Mate 10 and 10 Pro get slapped with stock Android Oreo, confirming their Treble cred
Huawei is finally primed to exit its pariah state in the US carrier market, as its CEO Richard Yu officially confirmed in an interview with ABC that the company will have the high-end Mate 10 line in carrier stores as soon as January, and at a "competitively priced" tag to boot.
We are already salivating at the thought that Huawei may get creative with pricing of the Mate 10 or Mate 10 Pro in order to gain a foothold in the all-important carrier portfolios. After all, the Mate 10 Pro has the best battery life in its class, a camera set that is ranked high up there with the Note 8 or iPhone X in low-light, and a pretty compact for the screen diagonal design, so it ticks all the desirable boxes this season, and may be destined for success in the US.
As if to add to the positive feeling about the phones' stateside launch, Google's Project Treble was just confirmed working on both the Mate 10 and 10 Pro, as it should, given that the phones ship with Android 8.0 Oreo out of the box. Treble unifies and standardizes the basic Android drivers and APIs, so that developers only have to deal with porting the front end, instead spending most of their time porting features to specific hardware, as they do with custom ROMs.

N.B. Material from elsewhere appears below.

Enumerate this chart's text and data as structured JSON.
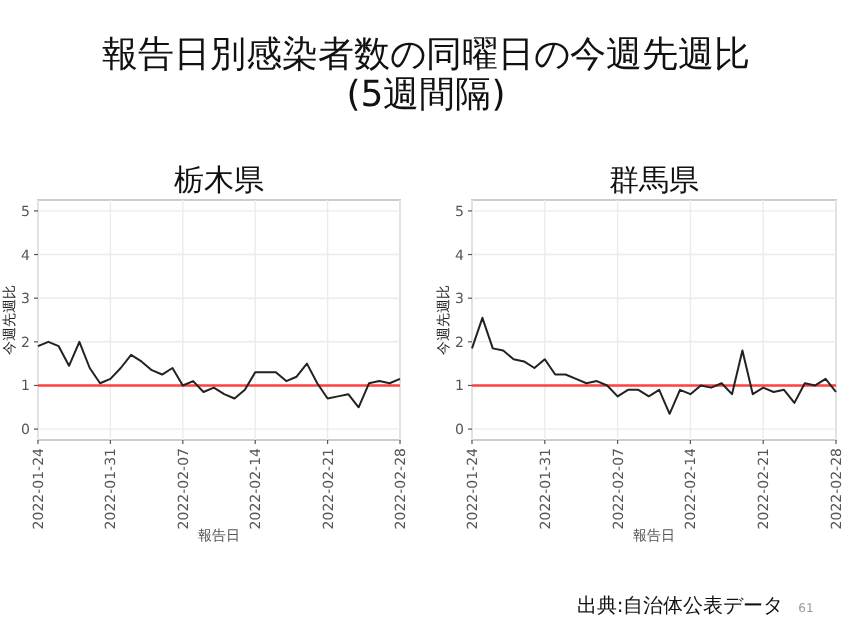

This is supposed to speed up Android updates significantly, but the side bonus is that ROMs can be ported quicker, too. Apparently, devs took a stock AOSP Android Oreo, and tried to make it work on 10 and 10 Pro with great success, and only a few non-critical kinks to be ironed out after the swap. Currently, Project Treble phones are few and far between, and we are glad to hear it works as advertised on high-end handsets like the Mate 10 and 10 Pro, which are coming to America next month.